Serangan dari samping seperti tamparan di pipi. Dan para penunggang kuda yang muncul dari belakang mengalihkan perhatian iblis si Raja Iblis sendiri. Sebagian makhluk aneh berbalik ke arah mereka. Respons ala binatang.

Mereka ini tidak membentuk barisan pasukan yang sebenarnya. Rupanya iblis si Raja Iblis memang tidak punya kecerdasan berarti.

<Kalau begitu, kenapa?>

Tidak ada penjelasan lain selain ada komandan lain yang memerintahkan mereka menyerang benteng ini. Tapi, sekarang bukan saatnya memikirkan hal itu.

Menerobos para makhluk aneh yang tertusuk pedang seperti sate bukanlah hal yang sulit lagi.

Menginjak salah satu Hua yang menerjang, menghancurkannya ke tanah, lalu melompat. Tinggal selangkah lagi. Mendekati iblis si Raja Iblis—jarak lurus. Menancapkan pisau ke Baugest besar yang menghalangi, meledakkannya. Melompat.

Raja Iblis sudah di depan mata.

<Tidak, besar sekali.>

rupanya salah mengira ukurannya hanya sebesar gajah.

Dari dekat, makhluk ini sangat besar. Seperti benteng bergerak. Sepertinya sulit melewati gerbang utama Benteng Muryido. Tapi, ada cara menanganinya. Dari jarak ini, lemparan Zatte Finde pun bisa mencapai.

Namun, itu juga jarak di mana serangan balasan dari Iblis mungkin terjadi. Cara menyerang Raja Iblis seperti siput ini hanya sederhana. Menghancurkan dengan berat tubuhnya sendiri. Meregangkan tubuhnya yang lentur, mencoba menghancurku. Hanya serangan frontal. Hanya tubrukan, tapi efektif.

"Teoritta!"

Aku memutar tubuh di udara.

"Bisa, kan?"

"Tentu saja."

Dia mengangguk.

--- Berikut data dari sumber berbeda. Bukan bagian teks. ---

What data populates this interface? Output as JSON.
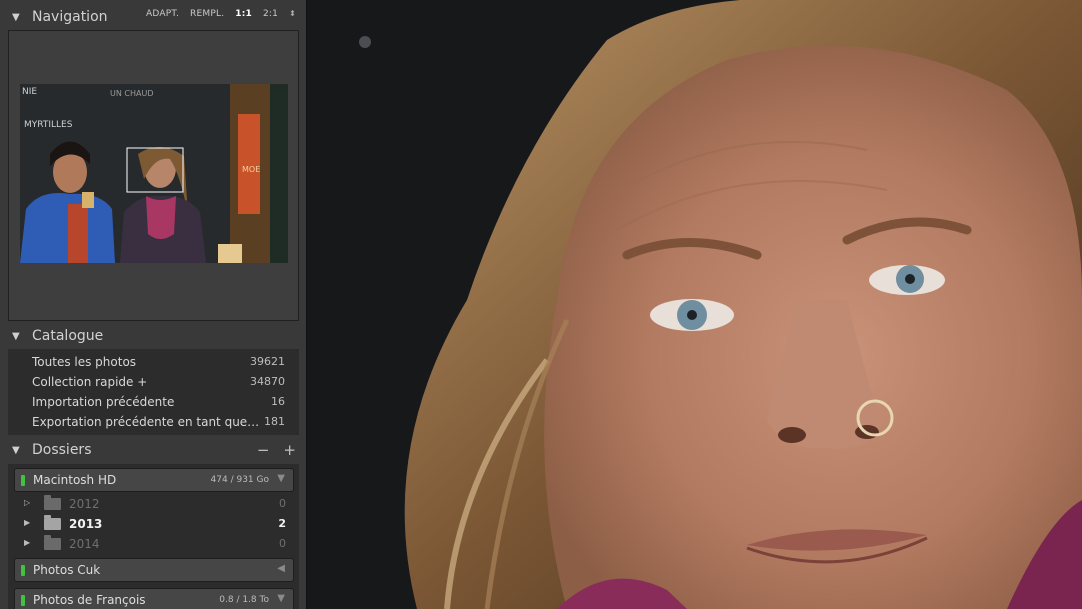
{
  "navigation": {
    "title": "Navigation",
    "zoom_options": [
      "ADAPT.",
      "REMPL.",
      "1:1",
      "2:1"
    ],
    "active_zoom": "1:1"
  },
  "catalogue": {
    "title": "Catalogue",
    "items": [
      {
        "label": "Toutes les photos",
        "count": "39621"
      },
      {
        "label": "Collection rapide +",
        "count": "34870"
      },
      {
        "label": "Importation précédente",
        "count": "16"
      },
      {
        "label": "Exportation précédente en tant que…",
        "count": "181"
      }
    ]
  },
  "dossiers": {
    "title": "Dossiers",
    "volumes": [
      {
        "name": "Macintosh HD",
        "capacity": "474 / 931 Go"
      },
      {
        "name": "Photos Cuk",
        "capacity": ""
      },
      {
        "name": "Photos de François",
        "capacity": "0.8 / 1.8 To"
      }
    ],
    "folders": [
      {
        "name": "2012",
        "count": "0"
      },
      {
        "name": "2013",
        "count": "2"
      },
      {
        "name": "2014",
        "count": "0"
      }
    ]
  },
  "thumbnail_text": [
    "NIE",
    "MYRTILLES",
    "UN CHAUD",
    "MOE"
  ],
  "colors": {
    "panel_bg": "#393939",
    "section_bg": "#2c2c2c",
    "volume_led": "#41c241",
    "text": "#d8d8d8"
  }
}
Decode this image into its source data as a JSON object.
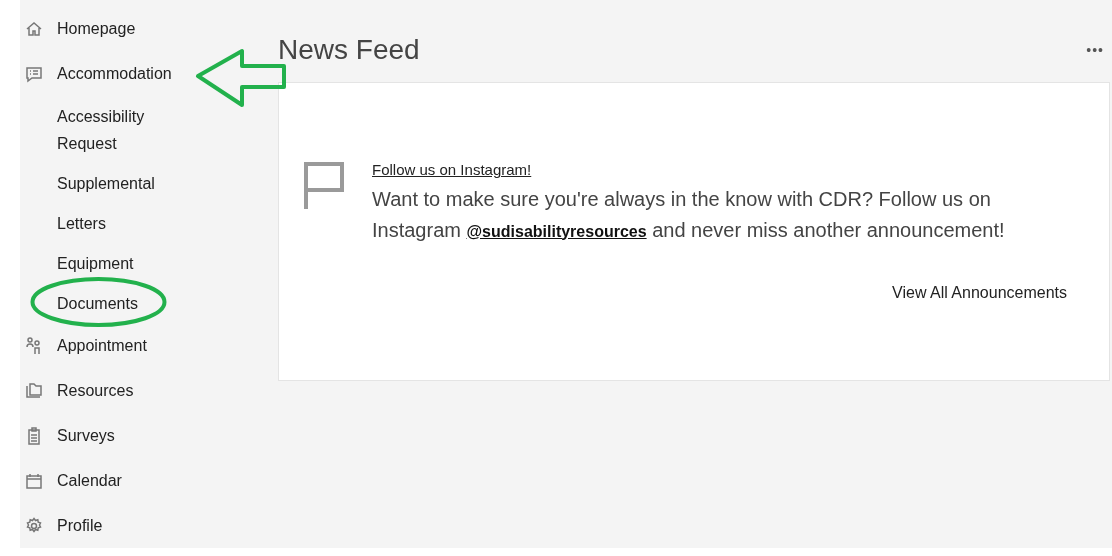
{
  "sidebar": {
    "items": [
      {
        "label": "Homepage"
      },
      {
        "label": "Accommodation",
        "children": [
          {
            "label": "Accessibility Request"
          },
          {
            "label": "Supplemental"
          },
          {
            "label": "Letters"
          },
          {
            "label": "Equipment"
          },
          {
            "label": "Documents"
          }
        ]
      },
      {
        "label": "Appointment"
      },
      {
        "label": "Resources"
      },
      {
        "label": "Surveys"
      },
      {
        "label": "Calendar"
      },
      {
        "label": "Profile"
      }
    ]
  },
  "news_feed": {
    "title": "News Feed",
    "menu": "•••",
    "announcement": {
      "title": "Follow us on Instagram!",
      "text_before": "Want to make sure you're always in the know with CDR? Follow us on Instagram",
      "handle": "@sudisabilityresources",
      "text_after": "and never miss another announcement!"
    },
    "view_all": "View All Announcements"
  }
}
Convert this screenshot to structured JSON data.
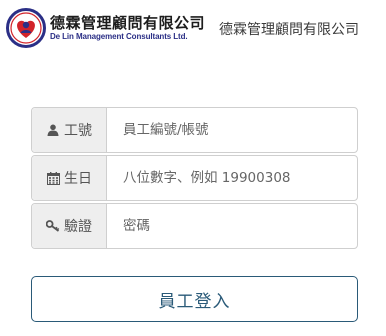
{
  "header": {
    "logo_cn": "德霖管理顧問有限公司",
    "logo_en": "De Lin Management Consultants Ltd.",
    "company_name": "德霖管理顧問有限公司"
  },
  "form": {
    "employee_id": {
      "label": "工號",
      "icon": "user-icon",
      "placeholder": "員工編號/帳號",
      "value": ""
    },
    "birthday": {
      "label": "生日",
      "icon": "calendar-icon",
      "placeholder": "八位數字、例如 19900308",
      "value": ""
    },
    "password": {
      "label": "驗證",
      "icon": "key-icon",
      "placeholder": "密碼",
      "value": ""
    },
    "login_label": "員工登入"
  },
  "colors": {
    "brand_blue": "#2b2f86",
    "brand_red": "#d2232a",
    "button_border": "#2a5a78",
    "addon_bg": "#eeeeee"
  }
}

Apa yang harus dilakukan sudah tersampaikan. Kurasakan daya cengkeramnya. Percikan api berhamburan. Pedang raksasa tercipta di udara—pedang seperti menara.

Itu jatuh, menembus tubuh 'Ibris', membelahnya. terdengar suara menjijikkan. Jeritan aneh. Gerakan serangannya melambat. Semakin mengamuk, bilahnya semakin mengoyak dagingnya.

Aku menggunakan gagang pedang itu sebagai pijakan. Menendang, lalu melompat lagi.

Pedang itu segera berkarat menjadi pasir dan hancur. Seperti ini, meski ada perbedaan individual, benda panggilan 《Dewi》 tidak bisa bertahan selamanya. Yang tadi adalah panggilan yang mengutamakan skala dan kekuatan, mengabaikan daya tahan.

Bagiku, itu sudah cukup. Teoritta dengan cepat mempelajari cara bertarung. Caranya bertarung bersamaku. Ini juga salah satu alasan mengapa Ksatria dan 《Dewi》 begitu kuat.

"Bagaimana, ksatriaku?"

Teoritta menatapku seolah menantang sesuatu. Matanya berapi-api.

"Berkahku juga cukup bagus, bukan?"

Saat meminta Teoritta memanggil pedang tadi, aku sudah teringat.

Tentang Senerfa. 《Dewi》 benteng. Ahli menggunakan berkah yang bisa memanggil struktur dari dunia lain. Dia melompat-lompat di berbagai medan pertempuran—secara harfiah. Pernah, dengan cara seperti ini, memanggil sekelompok menara raksasa, dan aku melompati mereka, untuk bertarung di udara melawan fenomena Raja Iblis.

Mengingatnya pun tidak lagi menyakitkan. Jadi, aku hanya menjawab satu kata.

"Bagus. Ayo kita raih kemenangan."

"Tentu saja. Aku yang memberkati, kamu harus menang."

Melirik ke belakang.

iblis yang mendekat menggonggong sambil menyebarkan cairan tak dikenal. Meski baru saja dibelah oleh pedang raksasa, dia tidak berhenti. Lukanya menutup lagi.

Dengan bodohnya terus mengejarku. Meninggalkan kumpulan fenomena Raja Iblis, dengan tubuh besarnya mendekatiku sambil menggeliat di tanah. Dari dekat, terasa tekanan seperti ada gunung yang mendekat. Gerakannya terlihat lamban, tetapi karena tubuhnya besar, setiap langkahnya juga besar.

Artinya, tujuanku sudah tercapai.

Aku mendarat di tanah, mendongak melihat Iblis. Banyak mata keruh yang menatapku. Mungkin dia marah.

"Ya."

Aku menancapkan pisau ke tanah, mengangguk. Lalu melompat lagi. Dengan kecepatan minimal yang bisa diikuti iblis.

"Aku mengerti perasaanmu. Medan perang seperti ini paling buruk, kan?"

Tidak ada yang jelas, kacau, penuh hal yang tidak masuk akal. Pertempuran kami orang-orang terkutuk selalu begitu. Sebagian besar karena mereka—para idiot itu.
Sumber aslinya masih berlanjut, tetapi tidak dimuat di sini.